Corroboration also will not be necessary when an agency has a substantial issue-preclusion argument. Examples include someone who has entered a guilty plea to a crime, or someone who has been found guilty of a crime by a judge or jury, or when a civil case involving the issue was actually litigated.
More important, the time and resources spent corroborating hearsay are time and resources that are well spent. Today’s troubled economy highlights the importance of sound agency decisions based on reliable evidence. The wrongful denial or termination of benefits, licenses, certifications, or permits can have a devastating effect on Wisconsin families, individuals, and businesses. It should not be easy to deny or terminate a benefit, license, certification, or permit. Requiring corroboration of hearsay evidence protects against agency mistakes and arbitrary decisions. Applicants, licensees, and program participants should have the opportunity to confront their accusers before losing income-maintaining benefits. A process that does not include cross-examination and only permits one-sided credibility determinations is fundamentally unfair.

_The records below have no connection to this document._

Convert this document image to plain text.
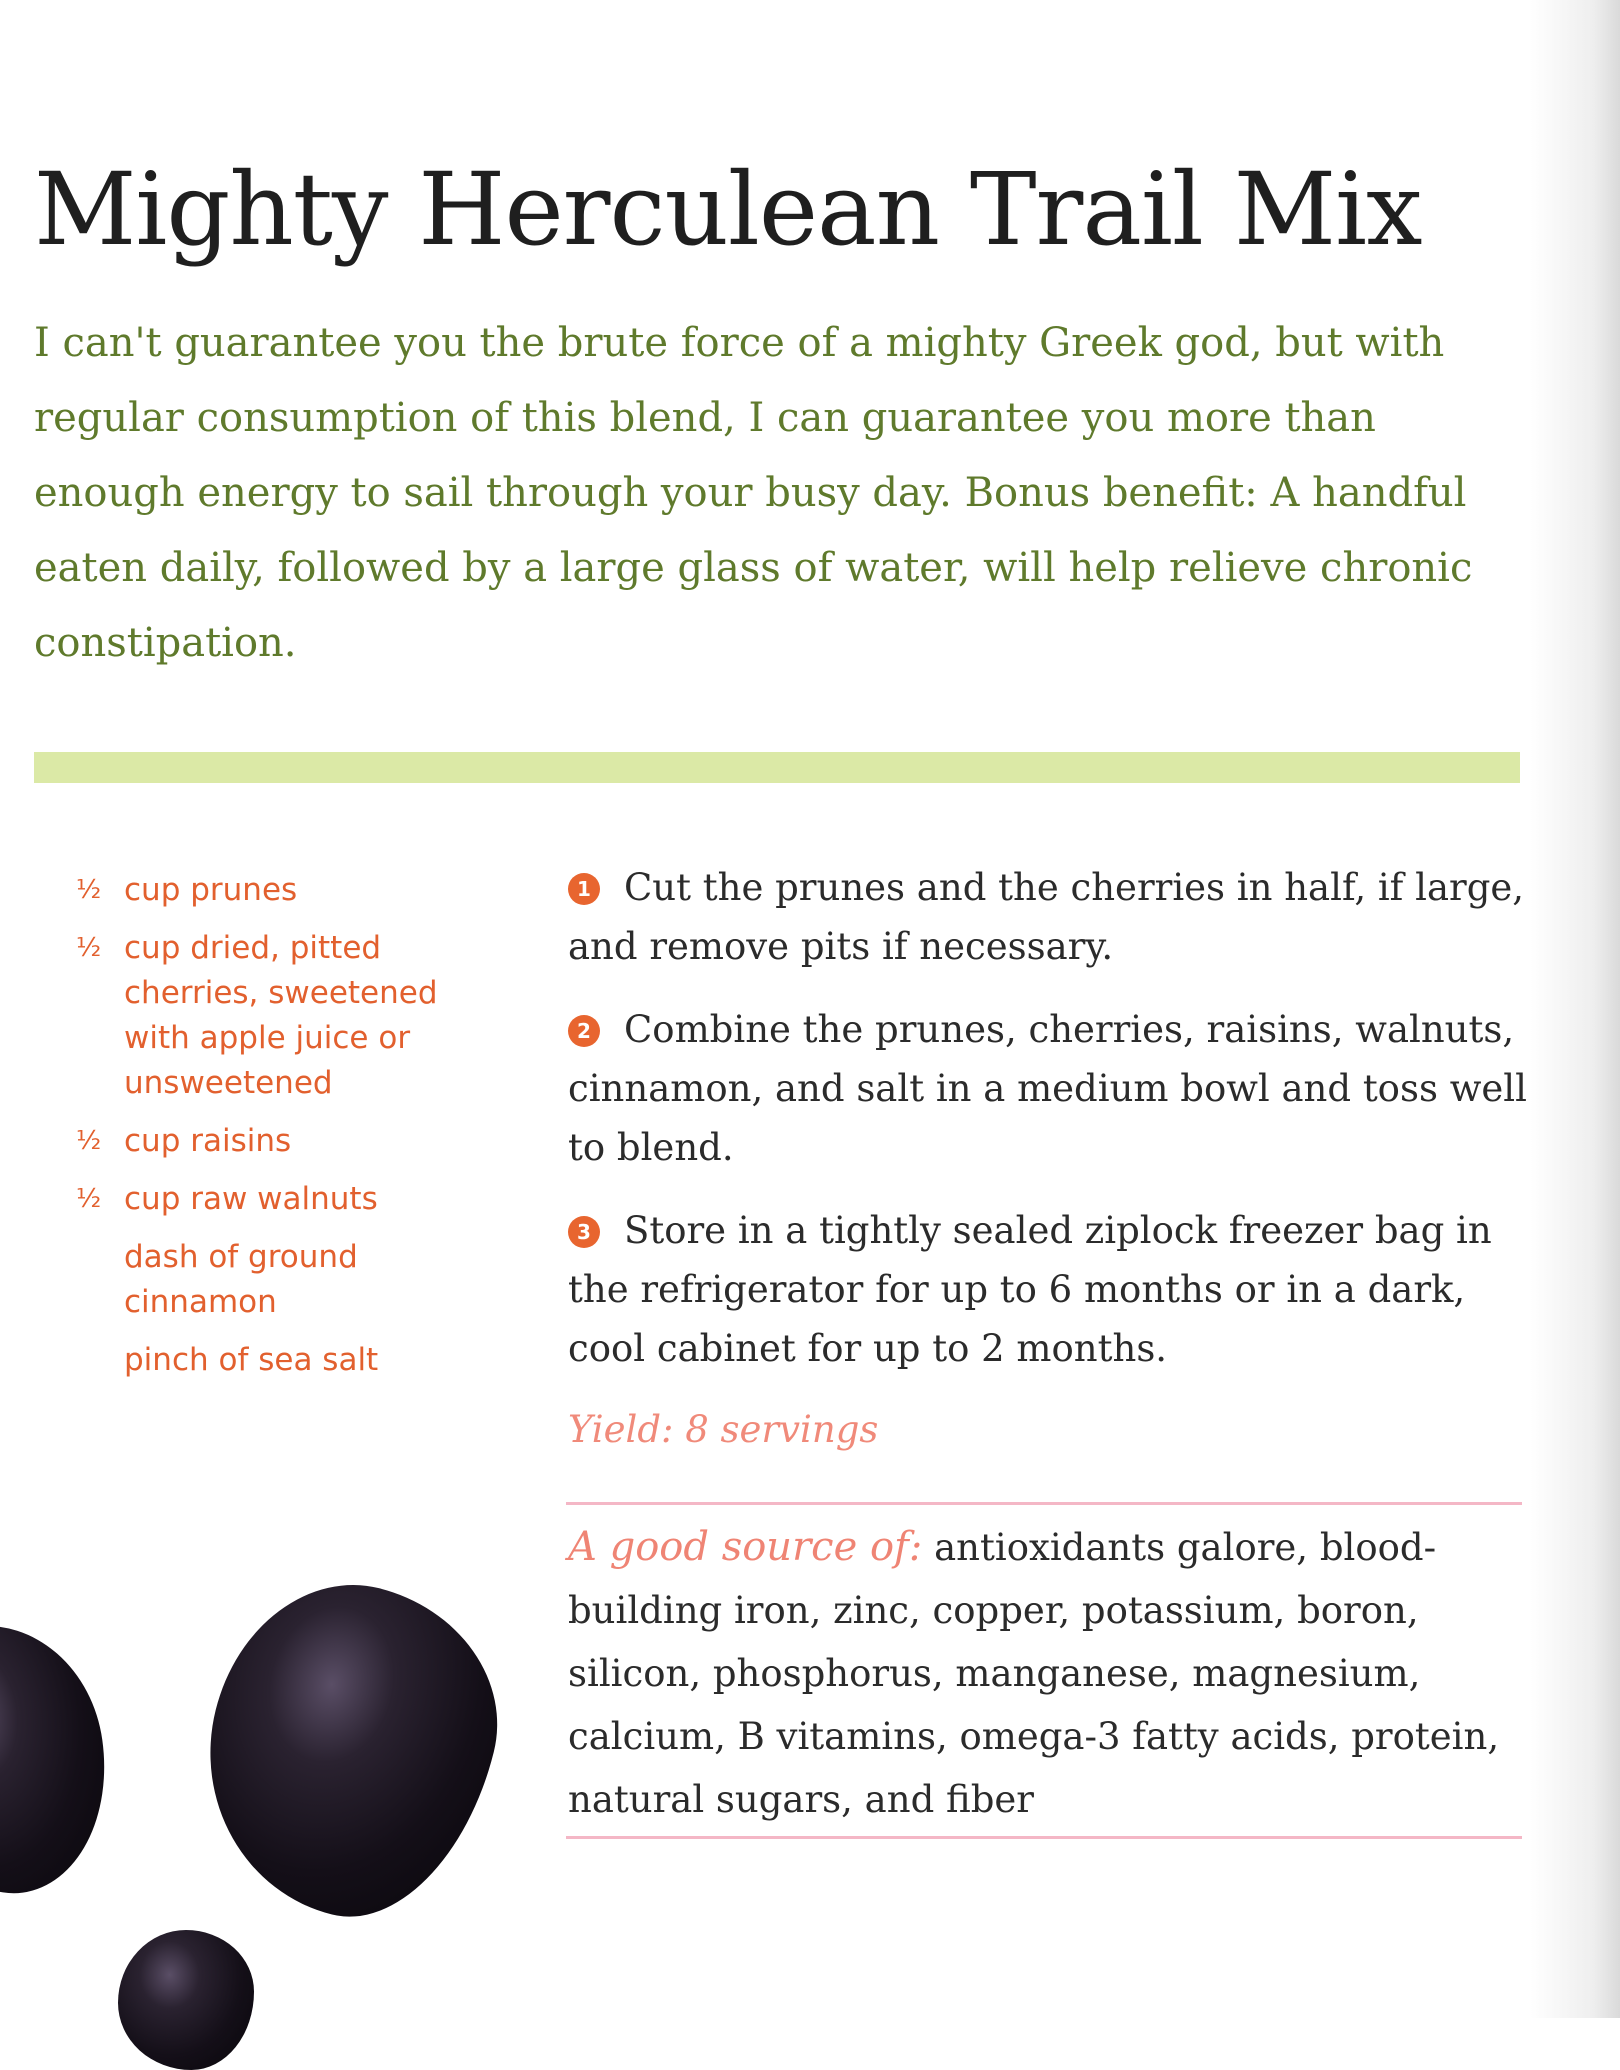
Mighty Herculean Trail Mix

I can't guarantee you the brute force of a mighty Greek god, but with regular consumption of this blend, I can guarantee you more than enough energy to sail through your busy day. Bonus benefit: A handful eaten daily, followed by a large glass of water, will help relieve chronic constipation.

½ cup prunes
½ cup dried, pitted cherries, sweetened with apple juice or unsweetened
½ cup raisins
½ cup raw walnuts
dash of ground cinnamon
pinch of sea salt

1 Cut the prunes and the cherries in half, if large, and remove pits if necessary.

2 Combine the prunes, cherries, raisins, walnuts, cinnamon, and salt in a medium bowl and toss well to blend.

3 Store in a tightly sealed ziplock freezer bag in the refrigerator for up to 6 months or in a dark, cool cabinet for up to 2 months.

Yield: 8 servings

A good source of: antioxidants galore, blood-building iron, zinc, copper, potassium, boron, silicon, phosphorus, manganese, magnesium, calcium, B vitamins, omega-3 fatty acids, protein, natural sugars, and fiber
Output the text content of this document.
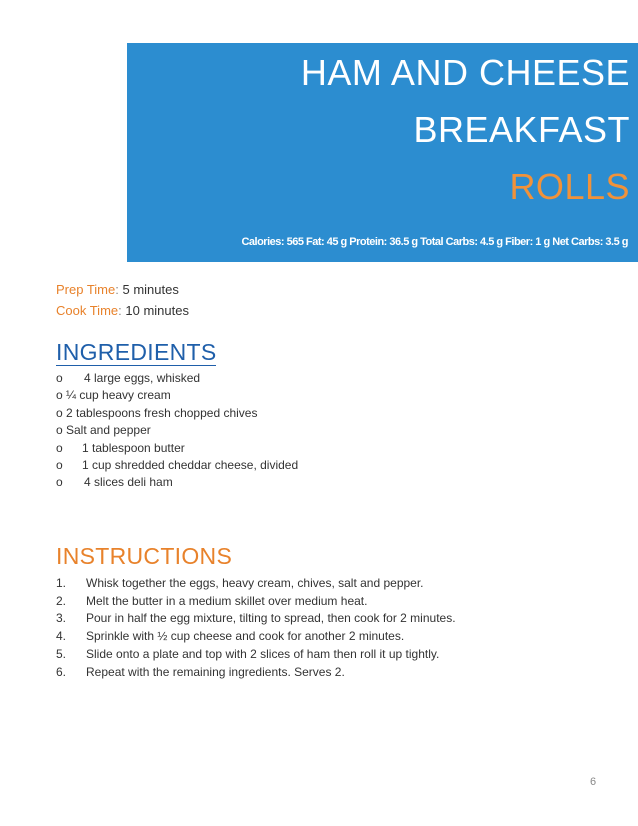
HAM AND CHEESE
BREAKFAST
ROLLS
Calories: 565 Fat: 45 g Protein: 36.5 g Total Carbs: 4.5 g Fiber: 1 g Net Carbs: 3.5 g
Prep Time: 5 minutes
Cook Time: 10 minutes
INGREDIENTS
o 4 large eggs, whisked
o ¼ cup heavy cream
o 2 tablespoons fresh chopped chives
o Salt and pepper
o 1 tablespoon butter
o 1 cup shredded cheddar cheese, divided
o 4 slices deli ham
INSTRUCTIONS
1. Whisk together the eggs, heavy cream, chives, salt and pepper.
2. Melt the butter in a medium skillet over medium heat.
3. Pour in half the egg mixture, tilting to spread, then cook for 2 minutes.
4. Sprinkle with ½ cup cheese and cook for another 2 minutes.
5. Slide onto a plate and top with 2 slices of ham then roll it up tightly.
6. Repeat with the remaining ingredients. Serves 2.
6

The Williams decision reminds agency decision-makers that the relaxed evidentiary rules for administrative hearings are not meant to permit decisions based solely on unreliable evidence, such as unsubstantiated allegations and default municipal convictions.18 The Williams decision requires adherence to the legal-residuum rule and holds that no-contest pleas in municipal proceedings are not admissions or evidence of guilt. Wisconsin agencies must ensure they have substantial evidence to support their decisions.